Tailoring the Pressure Profile of TEA-CO₂ Laser-Induced Shock Waves for Mechanical Forming and Separation Processes

For laser shock processes, the acting pressure can be increased by confining the propagation of the laser-induced plasma. Water or glass is commonly used as confinement for laser shock waves induced by Nd:YAG-lasers. This is not possible for the longer wavelength of TEA-CO₂ lasers due to higher absorption coefficients. Instead, the acting pressure can be manipulated with a pressure cell above the workpiece. Two different pressure cells were designed to test the versatility of this concept. A cylindrical pressure cell design was used to confine the propagation of the laser-induced plasma and a parabolic pressure cell design was used to reflect the shock wave back to the workpiece.
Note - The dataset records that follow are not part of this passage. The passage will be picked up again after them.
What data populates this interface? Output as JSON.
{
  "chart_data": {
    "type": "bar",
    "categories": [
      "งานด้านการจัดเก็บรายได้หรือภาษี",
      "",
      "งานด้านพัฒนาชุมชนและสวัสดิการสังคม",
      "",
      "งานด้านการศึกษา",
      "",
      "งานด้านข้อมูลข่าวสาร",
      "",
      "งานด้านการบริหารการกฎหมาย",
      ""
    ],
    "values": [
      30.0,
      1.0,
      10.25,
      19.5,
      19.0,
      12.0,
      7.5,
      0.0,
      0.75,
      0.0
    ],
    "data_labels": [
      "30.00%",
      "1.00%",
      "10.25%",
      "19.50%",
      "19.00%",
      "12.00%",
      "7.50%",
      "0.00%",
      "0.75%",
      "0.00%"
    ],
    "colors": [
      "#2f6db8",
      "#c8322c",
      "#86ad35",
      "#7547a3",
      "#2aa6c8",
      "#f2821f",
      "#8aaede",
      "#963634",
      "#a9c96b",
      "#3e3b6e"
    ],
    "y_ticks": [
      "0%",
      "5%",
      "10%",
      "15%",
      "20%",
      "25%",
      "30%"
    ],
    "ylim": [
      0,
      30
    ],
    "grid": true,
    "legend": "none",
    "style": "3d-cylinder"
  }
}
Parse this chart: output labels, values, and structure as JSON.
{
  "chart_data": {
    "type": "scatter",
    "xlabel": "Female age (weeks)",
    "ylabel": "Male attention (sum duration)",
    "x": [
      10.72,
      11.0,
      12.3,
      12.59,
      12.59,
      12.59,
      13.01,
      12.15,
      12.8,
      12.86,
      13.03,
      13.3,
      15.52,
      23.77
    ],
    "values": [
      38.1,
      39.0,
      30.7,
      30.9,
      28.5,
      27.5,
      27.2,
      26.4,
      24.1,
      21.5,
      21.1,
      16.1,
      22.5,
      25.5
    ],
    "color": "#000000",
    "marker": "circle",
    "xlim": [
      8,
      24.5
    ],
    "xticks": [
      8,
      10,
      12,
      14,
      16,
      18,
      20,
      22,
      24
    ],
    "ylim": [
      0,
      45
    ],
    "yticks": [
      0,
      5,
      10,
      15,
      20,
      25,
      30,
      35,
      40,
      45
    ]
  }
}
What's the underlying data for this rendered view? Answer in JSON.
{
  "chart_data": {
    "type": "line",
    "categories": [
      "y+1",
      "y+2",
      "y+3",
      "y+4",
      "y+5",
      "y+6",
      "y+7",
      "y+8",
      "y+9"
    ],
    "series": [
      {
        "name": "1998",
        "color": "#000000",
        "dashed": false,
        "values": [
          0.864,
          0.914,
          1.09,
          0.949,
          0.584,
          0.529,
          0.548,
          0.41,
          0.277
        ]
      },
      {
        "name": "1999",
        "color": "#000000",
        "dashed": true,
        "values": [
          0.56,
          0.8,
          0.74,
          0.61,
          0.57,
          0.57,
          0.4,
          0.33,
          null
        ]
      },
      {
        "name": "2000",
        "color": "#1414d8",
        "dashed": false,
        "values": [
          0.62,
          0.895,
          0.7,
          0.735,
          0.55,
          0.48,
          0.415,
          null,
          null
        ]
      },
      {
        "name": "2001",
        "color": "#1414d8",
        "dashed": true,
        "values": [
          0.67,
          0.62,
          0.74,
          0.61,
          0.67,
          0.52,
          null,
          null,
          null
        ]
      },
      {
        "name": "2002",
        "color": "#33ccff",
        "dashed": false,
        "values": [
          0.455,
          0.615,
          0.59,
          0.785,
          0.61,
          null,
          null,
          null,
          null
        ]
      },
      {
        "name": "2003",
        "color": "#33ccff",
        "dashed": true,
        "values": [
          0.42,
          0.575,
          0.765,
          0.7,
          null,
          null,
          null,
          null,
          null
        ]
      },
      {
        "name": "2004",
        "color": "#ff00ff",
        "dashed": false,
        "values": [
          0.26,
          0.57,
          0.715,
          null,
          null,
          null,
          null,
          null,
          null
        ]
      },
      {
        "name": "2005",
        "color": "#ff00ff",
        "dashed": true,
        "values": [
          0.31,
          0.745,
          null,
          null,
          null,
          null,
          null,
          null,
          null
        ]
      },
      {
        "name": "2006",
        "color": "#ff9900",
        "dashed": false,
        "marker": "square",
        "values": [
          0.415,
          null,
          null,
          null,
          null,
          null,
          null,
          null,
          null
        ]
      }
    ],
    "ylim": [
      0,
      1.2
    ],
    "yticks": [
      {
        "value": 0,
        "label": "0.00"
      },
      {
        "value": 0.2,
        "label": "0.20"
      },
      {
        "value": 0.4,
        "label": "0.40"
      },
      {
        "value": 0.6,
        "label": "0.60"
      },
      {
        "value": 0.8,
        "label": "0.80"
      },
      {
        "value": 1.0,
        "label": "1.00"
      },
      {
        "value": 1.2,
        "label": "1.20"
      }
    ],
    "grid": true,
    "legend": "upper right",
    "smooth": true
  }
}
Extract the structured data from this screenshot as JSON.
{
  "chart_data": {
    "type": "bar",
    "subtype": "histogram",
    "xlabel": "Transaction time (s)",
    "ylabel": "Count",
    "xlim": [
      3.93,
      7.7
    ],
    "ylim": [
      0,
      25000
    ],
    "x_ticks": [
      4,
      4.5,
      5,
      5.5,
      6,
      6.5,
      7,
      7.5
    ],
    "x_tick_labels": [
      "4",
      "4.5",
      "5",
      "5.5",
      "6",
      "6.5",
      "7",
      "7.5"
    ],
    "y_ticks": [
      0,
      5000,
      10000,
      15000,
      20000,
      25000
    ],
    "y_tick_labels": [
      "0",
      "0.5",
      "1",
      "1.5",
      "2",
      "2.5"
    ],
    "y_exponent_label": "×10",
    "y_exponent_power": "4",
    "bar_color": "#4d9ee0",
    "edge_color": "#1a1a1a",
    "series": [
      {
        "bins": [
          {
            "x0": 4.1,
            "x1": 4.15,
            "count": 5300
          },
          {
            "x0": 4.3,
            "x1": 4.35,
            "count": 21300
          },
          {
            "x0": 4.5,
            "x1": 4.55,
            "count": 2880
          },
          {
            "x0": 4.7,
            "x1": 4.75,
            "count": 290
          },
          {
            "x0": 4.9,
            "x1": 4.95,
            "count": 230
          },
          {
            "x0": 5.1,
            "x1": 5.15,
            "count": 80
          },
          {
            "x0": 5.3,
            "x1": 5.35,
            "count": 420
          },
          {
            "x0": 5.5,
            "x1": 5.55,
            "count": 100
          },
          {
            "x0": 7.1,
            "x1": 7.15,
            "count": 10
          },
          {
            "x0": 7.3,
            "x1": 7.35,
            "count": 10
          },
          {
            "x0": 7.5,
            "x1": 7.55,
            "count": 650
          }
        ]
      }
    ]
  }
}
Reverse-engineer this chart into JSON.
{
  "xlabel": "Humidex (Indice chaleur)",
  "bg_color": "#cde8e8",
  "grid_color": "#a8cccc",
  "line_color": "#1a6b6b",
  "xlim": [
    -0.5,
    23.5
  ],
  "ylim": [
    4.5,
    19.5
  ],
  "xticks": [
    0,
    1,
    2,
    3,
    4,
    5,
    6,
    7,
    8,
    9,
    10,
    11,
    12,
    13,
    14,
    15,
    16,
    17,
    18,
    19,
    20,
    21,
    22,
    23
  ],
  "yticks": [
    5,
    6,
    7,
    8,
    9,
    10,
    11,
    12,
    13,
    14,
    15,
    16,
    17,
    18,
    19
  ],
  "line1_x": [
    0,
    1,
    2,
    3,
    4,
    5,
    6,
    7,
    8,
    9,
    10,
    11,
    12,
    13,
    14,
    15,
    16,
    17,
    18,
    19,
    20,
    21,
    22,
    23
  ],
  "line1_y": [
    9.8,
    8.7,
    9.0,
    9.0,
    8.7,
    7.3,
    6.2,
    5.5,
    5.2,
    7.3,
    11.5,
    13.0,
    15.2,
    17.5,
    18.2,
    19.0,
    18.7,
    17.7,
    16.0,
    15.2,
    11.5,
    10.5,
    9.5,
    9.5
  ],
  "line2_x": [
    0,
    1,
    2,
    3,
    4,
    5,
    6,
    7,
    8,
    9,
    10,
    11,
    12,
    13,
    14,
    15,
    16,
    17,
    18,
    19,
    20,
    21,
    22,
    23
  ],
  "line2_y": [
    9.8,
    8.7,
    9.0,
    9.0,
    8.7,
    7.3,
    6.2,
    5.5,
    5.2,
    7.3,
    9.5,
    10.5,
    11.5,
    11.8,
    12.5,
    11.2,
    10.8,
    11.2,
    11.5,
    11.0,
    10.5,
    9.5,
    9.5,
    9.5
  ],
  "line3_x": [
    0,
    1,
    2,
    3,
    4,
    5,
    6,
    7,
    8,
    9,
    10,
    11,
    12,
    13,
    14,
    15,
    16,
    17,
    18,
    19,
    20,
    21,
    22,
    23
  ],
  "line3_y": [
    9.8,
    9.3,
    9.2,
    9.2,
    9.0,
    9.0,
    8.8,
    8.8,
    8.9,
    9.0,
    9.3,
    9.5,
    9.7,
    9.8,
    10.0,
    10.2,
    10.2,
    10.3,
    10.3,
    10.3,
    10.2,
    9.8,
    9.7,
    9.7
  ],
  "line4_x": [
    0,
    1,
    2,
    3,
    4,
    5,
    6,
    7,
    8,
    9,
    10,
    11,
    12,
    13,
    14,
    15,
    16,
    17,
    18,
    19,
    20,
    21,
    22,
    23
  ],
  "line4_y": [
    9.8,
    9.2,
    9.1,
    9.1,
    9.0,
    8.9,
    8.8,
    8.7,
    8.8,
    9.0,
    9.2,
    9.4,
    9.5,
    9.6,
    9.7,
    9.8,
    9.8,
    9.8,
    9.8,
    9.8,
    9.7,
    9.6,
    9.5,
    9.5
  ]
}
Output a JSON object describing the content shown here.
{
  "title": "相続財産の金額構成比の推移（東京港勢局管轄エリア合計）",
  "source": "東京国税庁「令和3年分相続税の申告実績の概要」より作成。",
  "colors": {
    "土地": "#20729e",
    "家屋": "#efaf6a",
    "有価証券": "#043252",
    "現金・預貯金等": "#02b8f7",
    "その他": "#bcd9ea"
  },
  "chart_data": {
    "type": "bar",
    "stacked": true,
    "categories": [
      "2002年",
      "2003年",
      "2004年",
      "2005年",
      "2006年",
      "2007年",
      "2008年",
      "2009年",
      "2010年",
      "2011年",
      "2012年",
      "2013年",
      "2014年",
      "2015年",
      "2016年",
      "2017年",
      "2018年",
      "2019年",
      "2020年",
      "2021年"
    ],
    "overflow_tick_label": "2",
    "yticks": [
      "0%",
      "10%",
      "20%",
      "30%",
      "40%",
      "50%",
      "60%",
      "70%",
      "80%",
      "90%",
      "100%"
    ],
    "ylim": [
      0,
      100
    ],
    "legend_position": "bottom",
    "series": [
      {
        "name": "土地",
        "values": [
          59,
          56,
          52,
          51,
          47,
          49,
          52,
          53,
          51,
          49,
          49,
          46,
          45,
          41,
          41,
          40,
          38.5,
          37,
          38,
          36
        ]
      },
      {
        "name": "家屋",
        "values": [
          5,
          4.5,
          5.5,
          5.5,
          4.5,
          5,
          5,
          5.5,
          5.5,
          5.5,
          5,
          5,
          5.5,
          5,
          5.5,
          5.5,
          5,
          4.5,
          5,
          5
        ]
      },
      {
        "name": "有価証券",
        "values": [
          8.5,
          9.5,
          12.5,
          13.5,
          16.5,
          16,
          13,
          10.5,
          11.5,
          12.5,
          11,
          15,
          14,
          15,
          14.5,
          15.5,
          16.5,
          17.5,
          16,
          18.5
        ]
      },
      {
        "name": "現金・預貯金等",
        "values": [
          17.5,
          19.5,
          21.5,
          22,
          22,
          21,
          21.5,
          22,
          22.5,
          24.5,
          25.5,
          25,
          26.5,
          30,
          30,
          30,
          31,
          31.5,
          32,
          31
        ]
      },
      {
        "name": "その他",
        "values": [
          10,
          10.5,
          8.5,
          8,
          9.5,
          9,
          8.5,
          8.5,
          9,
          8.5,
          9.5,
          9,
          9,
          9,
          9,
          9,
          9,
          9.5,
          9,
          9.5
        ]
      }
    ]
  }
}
The effect of the pressure cells was analysed by time-resolved force measurements and evaluated for maximum force and force duration. This study shows that the cylindrical pressure cell strongly increases the maximum force while the parabolic pressure cell maximises the duration of force application. Furthermore, the pressure cells have been applied to the laser shock-based processes laser shock punching and LiSE hardness measurement. The cylindrical pressure cell strongly enhances the results of both processes, while the parabolic pressure cell shows only a minor effect.